The “guest editor” of a June supplement in JACN that focused on sodium and human health was Dr. Alexander G. Logan, a paid consultant to the salt industry. He also serves as scientific advisor to the sodium committee of the industry-backed International Life Sciences Institute (ILSI), which funded the supplement. The regular editors of JACN also allowed ILSI’s sodium committee, which includes Frito-Lay, Heinz, Kraft, and Proctor & Gamble, to name Logan to edit the special supplement. This fact was not revealed to readers.
No articles in the supplement, most of which downplayed the risk of excessive salt consumption, contained conflict of interest disclosures, even though several were written by past and current consultants to the Salt Institute, which is the industry’s lobbying arm. Moreover, JACN’s managing editor confirmed that supplement articles did not undergo normal peer review.
“The editors of the Journal of the American College of Nutrition should apologize to their readers, publish full conflict-of-interest disclosures and a disclaimer that none of the pseudo-science in the supplement underwent peer review,” said Merrill Goozner, director of the Integrity in Science project at CSPI.
In a letter to JACN editor John Cunningham of the University of Massachusetts, Integrity in Science Project Coordinator Corrie Mauldin wrote, “No respectable journal should be renting out its name to the highest bidder and let industry-funded groups hand pick ‘guest editors.'”
In a separate letter to the National Library of Medicine, CSPI asked that the articles from the supplement be withdrawn from MEDLINE for failing to adhere to the government’s rule requiring full conflict-of-interest disclosure.
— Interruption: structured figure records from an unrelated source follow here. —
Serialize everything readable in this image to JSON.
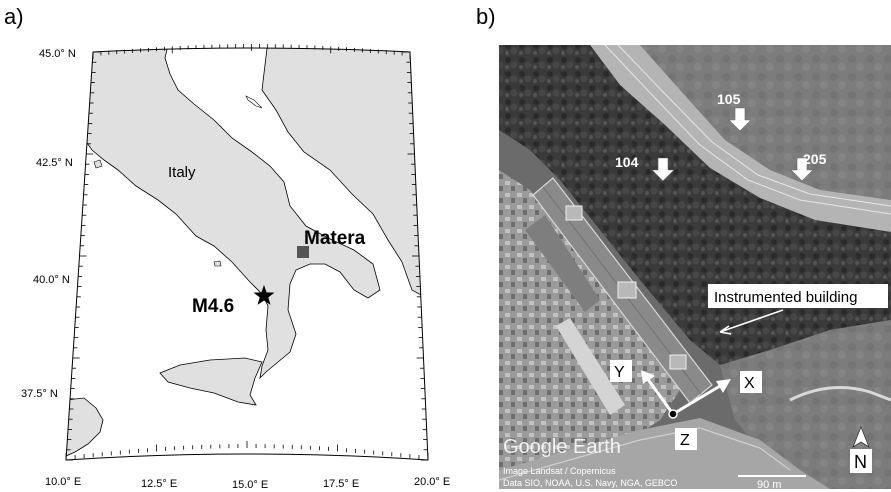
{
  "panel_a": {
    "label": "a)",
    "lat_ticks": [
      "45.0° N",
      "42.5° N",
      "40.0° N",
      "37.5° N"
    ],
    "lon_ticks": [
      "10.0° E",
      "12.5° E",
      "15.0° E",
      "17.5° E",
      "20.0° E"
    ],
    "country_label": "Italy",
    "city": {
      "name": "Matera",
      "marker": "square",
      "color": "#555555"
    },
    "epicenter": {
      "name": "M4.6",
      "marker": "star",
      "color": "#000000"
    },
    "land_color": "#e0e0e0",
    "sea_color": "#ffffff"
  },
  "panel_b": {
    "label": "b)",
    "station_labels": [
      "105",
      "104",
      "205"
    ],
    "building_label": "Instrumented building",
    "axes": {
      "y": "Y",
      "x": "X",
      "z": "Z"
    },
    "brand": "Google Earth",
    "credit_line1": "Image Landsat / Copernicus",
    "credit_line2": "Data SIO, NOAA, U.S. Navy, NGA, GEBCO",
    "scale": "90 m",
    "north": "N"
  }
}
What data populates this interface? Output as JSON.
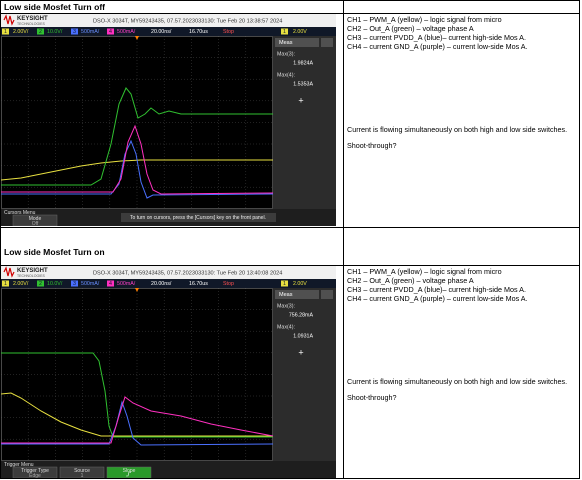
{
  "sections": [
    {
      "heading": "Low side Mosfet Turn off",
      "scope": {
        "brand": "KEYSIGHT",
        "brand_sub": "TECHNOLOGIES",
        "header": "DSO-X 3034T, MY59243435, 07.57.2023033130: Tue Feb 20 13:38:57 2024",
        "toolbar": [
          "1",
          "2.00V/",
          "2",
          "10.0V/",
          "3",
          "500mA/",
          "4",
          "500mA/",
          "20.00ns/",
          "16.70us",
          "Stop",
          "1",
          "2.00V"
        ],
        "meas_title": "Meas",
        "measurements": [
          {
            "label": "Max(3):",
            "value": "1.9824A"
          },
          {
            "label": "Max(4):",
            "value": "1.5353A"
          }
        ],
        "menu": "Cursors Menu",
        "softkeys": [
          {
            "title": "Mode",
            "value": "Off"
          }
        ],
        "message": "To turn on cursors, press the [Cursors] key on the front panel."
      },
      "notes": [
        "CH1 – PWM_A (yellow) – logic signal from micro",
        "CH2 – Out_A (green) – voltage phase A",
        "CH3 – current PVDD_A (blue)– current high-side Mos A.",
        "CH4 – current GND_A (purple) – current low-side Mos A.",
        "Current is flowing simultaneously on both high and low side switches.",
        "Shoot-through?"
      ]
    },
    {
      "heading": "Low side Mosfet Turn on",
      "scope": {
        "brand": "KEYSIGHT",
        "brand_sub": "TECHNOLOGIES",
        "header": "DSO-X 3034T, MY59243435, 07.57.2023033130: Tue Feb 20 13:40:08 2024",
        "toolbar": [
          "1",
          "2.00V/",
          "2",
          "10.0V/",
          "3",
          "500mA/",
          "4",
          "500mA/",
          "20.00ns/",
          "16.70us",
          "Stop",
          "1",
          "2.00V"
        ],
        "meas_title": "Meas",
        "measurements": [
          {
            "label": "Max(3):",
            "value": "756.28mA"
          },
          {
            "label": "Max(4):",
            "value": "1.0931A"
          }
        ],
        "menu": "Trigger Menu",
        "softkeys": [
          {
            "title": "Trigger Type",
            "value": "Edge"
          },
          {
            "title": "Source",
            "value": "1"
          },
          {
            "title": "Slope",
            "active": true
          }
        ]
      },
      "notes": [
        "CH1 – PWM_A (yellow) – logic signal from micro",
        "CH2 – Out_A (green) – voltage phase A",
        "CH3 – current PVDD_A (blue)– current high-side Mos A.",
        "CH4 – current GND_A (purple) – current low-side Mos A.",
        "Current is flowing simultaneously on both high and low side switches.",
        "Shoot-through?"
      ]
    }
  ]
}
The rule states:
Supplements or other publications that indicate funding derived from private, for-profit organizations will not be routinely indexed for MEDLINE unless certain conditions are met. A disclosure statement should be included within the text of each article that might be cited for MEDLINE, preferably on the title page of the article, that indicates any financial relationship that each author has with the funding source and with any product discussed or implied in the text of the article.